RICHARD LUTZ points to the movie you shouldn’t miss on TV this week.

Screen GrabI was picking blackberries this past weekend and my hands were all stained with the dark juice and my arms scratched all over the place. There was a warm sun overhead, a blue sky with scuttering clouds and a rolling newly harvested field in front of me. The wind was a whisper, the hedge birds alive and the view was a painting, a mural, a dream.

It was a scene out of a Terrence Malick movie. A meditation in how beautiful this globe can be on a simply pretty day. You can see how this unique director handles landscape with Days of Heaven (Thurs, 11.45, Sky Indie). It is a 1978 film about a trio of drifters who are on the run and end up entangled with the life of a lonely farmer in Texas a century ago.

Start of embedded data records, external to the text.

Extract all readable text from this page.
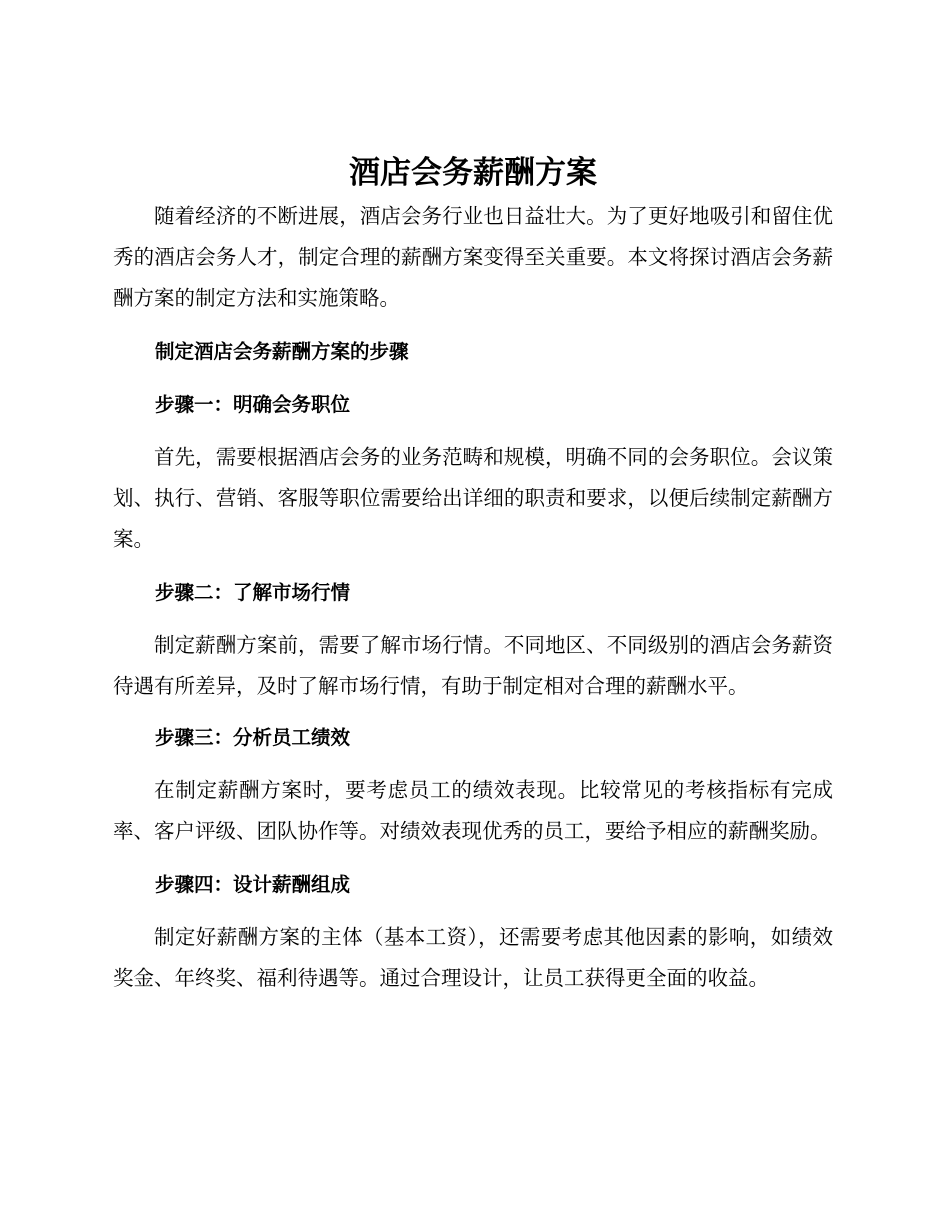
酒店会务薪酬方案

随着经济的不断进展，酒店会务行业也日益壮大。为了更好地吸引和留住优秀的酒店会务人才，制定合理的薪酬方案变得至关重要。本文将探讨酒店会务薪酬方案的制定方法和实施策略。

制定酒店会务薪酬方案的步骤
步骤一：明确会务职位

首先，需要根据酒店会务的业务范畴和规模，明确不同的会务职位。会议策划、执行、营销、客服等职位需要给出详细的职责和要求，以便后续制定薪酬方案。

步骤二：了解市场行情

制定薪酬方案前，需要了解市场行情。不同地区、不同级别的酒店会务薪资待遇有所差异，及时了解市场行情，有助于制定相对合理的薪酬水平。

步骤三：分析员工绩效

在制定薪酬方案时，要考虑员工的绩效表现。比较常见的考核指标有完成率、客户评级、团队协作等。对绩效表现优秀的员工，要给予相应的薪酬奖励。

步骤四：设计薪酬组成

制定好薪酬方案的主体（基本工资），还需要考虑其他因素的影响，如绩效奖金、年终奖、福利待遇等。通过合理设计，让员工获得更全面的收益。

Malick fills the screen with the southwestern sky, the endless fields of grain, the gentle warmth of an autumn. He allows cameramen Nestor Almendros and Haskel Wexler to hold the lens still and quiet to take it all in and he only filmed in early morning and early evening (the so-called Magic Hours) so there is natural light and no globe of heat in the sky.

The plot is rural noir. Sam Shepard plays a lone but wealthy farmer who is dying. Richard Gere and Brooke Adams are on the lam and want his money. It all ends…well, weirdly and the story is eerily told in flashback by Gere’s screen sister.

Gere is part of the handsome landscape, maybe even as attractive as the world around him. His foil, quiet honest Shepard, is stoic as the world around him collapses.

One of the cinema photographers, Nestor Almendros, was going blind when he filmed the tale. He would vaguely glimpse the image he desired, have an assistant snap a Polaroid shot and inspect it under a magnifying glass. Grandmaster Wexler (Sophie’s Choice, American Graffiti,Medium Cool) helped out. He received no credit and Almendros grabbed the filming Oscar. That’s Hollywood for you.

Malick has made only a handful of movies in his career. At one time, there was a twenty year gap in his CV. Days of Heaven is one of his most naturalistic in terms of the world him, around us. He cited Vermeer, Hopper and Wyeth as painters whom he tried to emulate in the screen and, in many ways, he damn well succeeded.